TOKYO (Reuters) – The pound stayed fragile on Tuesday after falling to an 11-month low against the dollar overnight on worries over a ‘hard’ Brexit from the European Union, while simmering U.S.-China trade tensions provided support to the greenback.
Comments from officials about a no-deal Brexit stoked fears Britain would crash out of the EU next year without securing a trade agreement.
Sterling sank as far as $1.2920 overnight, its lowest since early September, before making up some losses. It stood at $1.2942 at 0315 GMT.
The dollar stayed firm on Tuesday, with the index against a broad basket of currencies steady at 95.345.
Overnight, it edged close to the more-than-one-year high of 95.652 reached on July 19, before easing somewhat towards the end of the session.
Some analysts see trade tensions supporting the dollar as the United States economy is better placed to handle protectionism than emerging markets, and as tariffs may narrow the U.S. trade deficit.
“There is still a lot of uncertainty on the tariffs. We don’t know exactly how much will be implemented and how bad it can get,” said Shinichiro Kadota, senior FX and rates strategist at Barclays in Tokyo.
“If U.S. economic growth starts to slow down because of tariffs or because past tax-cut effects are waning, then I think the economic performance could fade, which could also lead to fading dollar strength,” he said.
Minori Uchida, chief currency analyst at MUFG Bank, said the dollar drew additional support from earnings-led gains on Wall Street.
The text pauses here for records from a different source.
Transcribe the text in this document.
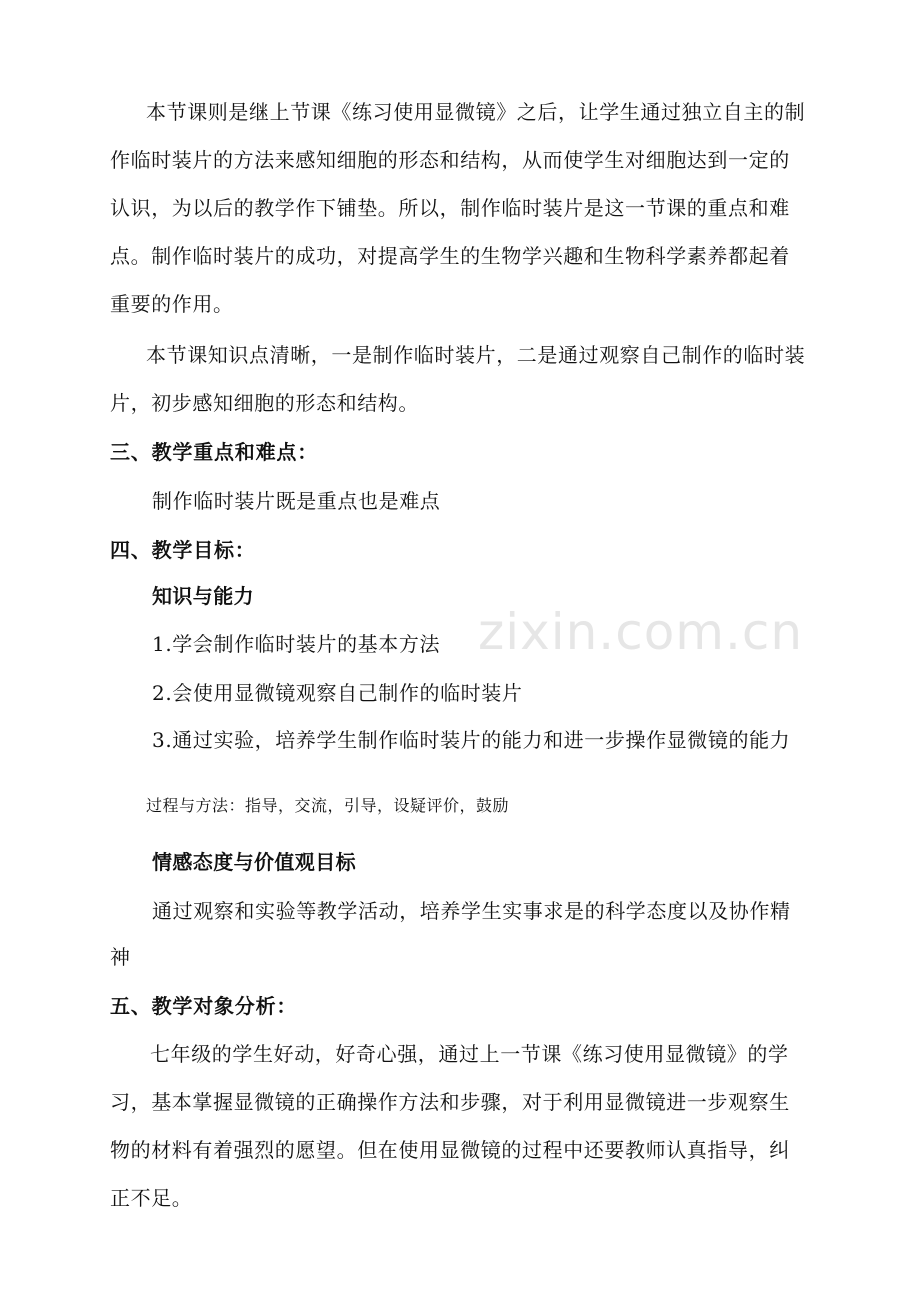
zixin.com.cn
本节课则是继上节课《练习使用显微镜》之后，让学生通过独立自主的制
作临时装片的方法来感知细胞的形态和结构，从而使学生对细胞达到一定的
认识，为以后的教学作下铺垫。所以，制作临时装片是这一节课的重点和难
点。制作临时装片的成功，对提高学生的生物学兴趣和生物科学素养都起着
重要的作用。
本节课知识点清晰，一是制作临时装片，二是通过观察自己制作的临时装
片，初步感知细胞的形态和结构。
三、教学重点和难点：
制作临时装片既是重点也是难点
四、教学目标：
知识与能力
1.学会制作临时装片的基本方法
2.会使用显微镜观察自己制作的临时装片
3.通过实验，培养学生制作临时装片的能力和进一步操作显微镜的能力
过程与方法：指导，交流，引导，设疑评价，鼓励
情感态度与价值观目标
通过观察和实验等教学活动，培养学生实事求是的科学态度以及协作精
神
五、教学对象分析：
七年级的学生好动，好奇心强，通过上一节课《练习使用显微镜》的学
习，基本掌握显微镜的正确操作方法和步骤，对于利用显微镜进一步观察生
物的材料有着强烈的愿望。但在使用显微镜的过程中还要教师认真指导，纠
正不足。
“The correlation between the U.S. dollar and U.S. equities is becoming really strong,” he said, adding that the dollar “will continue to strengthen as long as U.S. stock markets remain bullish”.
The euro remained weak after slipping to a five-week low of $1.1530 overnight, as German industrial orders fell more than expected in June, posting their steepest monthly drop in well over a year. It last traded a tad higher at $1.1558.
The yen strengthened slightly against the dollar to 111.32 yen ahead of Thursday’s expected bilateral trade talks between the U.S. and Japan in Washington.
The talks “are seen as a factor that’s pushing up the yen,” said Uchida.
The offshore yuan last traded at 6.8625 yuan per dollar.
The Turkish lira firmed against the dollar after broadcaster CNN Turk, citing diplomatic sources, reported that a delegation of Turkish officials will head to Washington in two days to discuss an ongoing row between the two NATO allies.
The currency was trading at 5.2750 against the dollar at 0315 GMT on Tuesday.
It had plunged about 5.5 percent to a record low of 5.4250 overnight after the Trump administration announced on Friday that it was reviewing Turkey’s duty-free access to U.S. markets.